Enter the consumer-centric model, which puts people first. A consumer-centric platform respects customer desires, needs and frustrations. It actively works to educate, empower, listen to, and anticipate customers, often at the expense of a quick buck.
This article attempts to define consumer-centric platforms by uncovering the lid and looking at the anatomy of online platforms. If you run a business with an online presence that strives to become more consumer-centric, take note of the features and examples below.
The Basics: Customer Support, Accessibility and UX
At its most basic, a consumer-centric platform needs to be supportive, accessible and human-focused. It should feature a robust system of customer support, defined less by reacting to customer frustrations and more by guidance, education and accommodation. Human support is ideal, but AI-powered chatbots can fill in the gaps, especially for consumers in different time zones.
From a technical standpoint, a consumer-centric platform should feature an intuitive UX/UI (user experience/user interface) that seamlessly guides the customer journey. That means cutting out the complicated form fields and pushy pop-ups; it also means accommodating various abilities (through speech recognition, etc.) and payment methods.
Consumer Empowerment: Transparency, Accountability and Resource-Based Education
At a higher level, a consumer-centric platform should strive for transparency, accountability and empowerment. It should present consumers with all their options, and provide educational resources that empower them to make smart decisions.
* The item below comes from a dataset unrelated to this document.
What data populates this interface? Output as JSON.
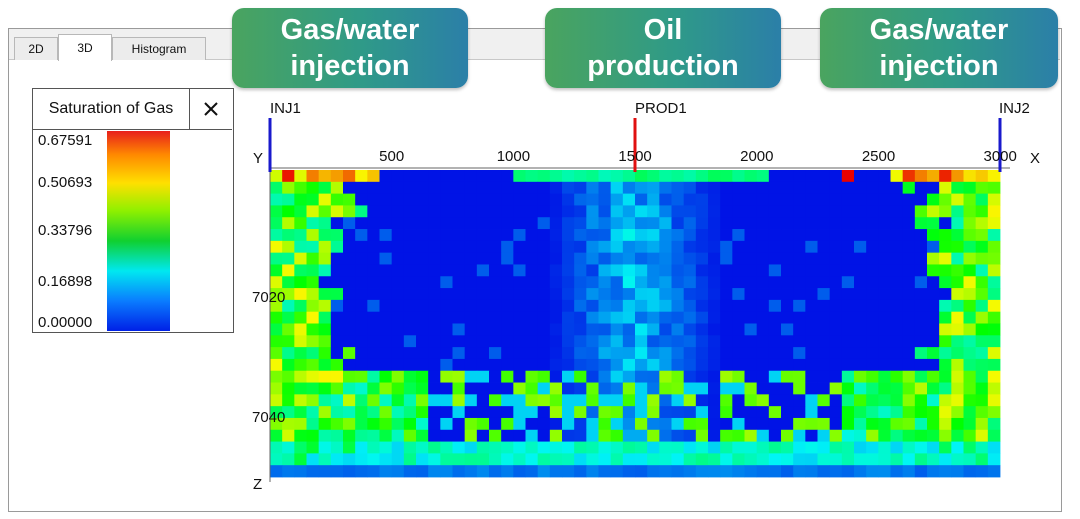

Here, let’s rip an example from recent headlines.
Recently, Nobul – a real estate digital marketplace practically synonymous with consumer centrism – received the Golden Stevie Award for “ongoing executive corporate achievements.” The company provides real estate consumers with actionable resources and a transparent overview of their real estate agent options.
Accepting his win, Nobul CEO and founder Regan McGee shared that, “every award Nobul receives validates our vision and inspires our team to continue providing a platform that brings radical transparency and empowerment to both the buyer and seller sides of the consumer experience in real estate.”
Feedback Loops: Feedback, Analysis and Self-Improvement
Beyond support, usability and transparency, a consumer-centric enterprise needs to be tuned in to what consumers are saying. It should routinely solicit feedback through surveys, opinion polls, non-traditional data and customer interaction sentiment analysis.
But it can’t sit idly on these insights. A consumer-centric platform should be in a constant state of self-improvement, analyzing and leveraging these insights to tweak fundamental elements of the business: its support strategies, product/service offerings, web design, marketing, etc. A great example here is Hyatt’s online hospitality platform, which is a masterclass in how to build a brand around consumer input.
Consumer centrism is more than just a nouveau buzzword in business; it’s a fundamental rethinking of how organizations structure their relationships with customers. And these three features demonstrate what makes consumer-centrism work in an online platform.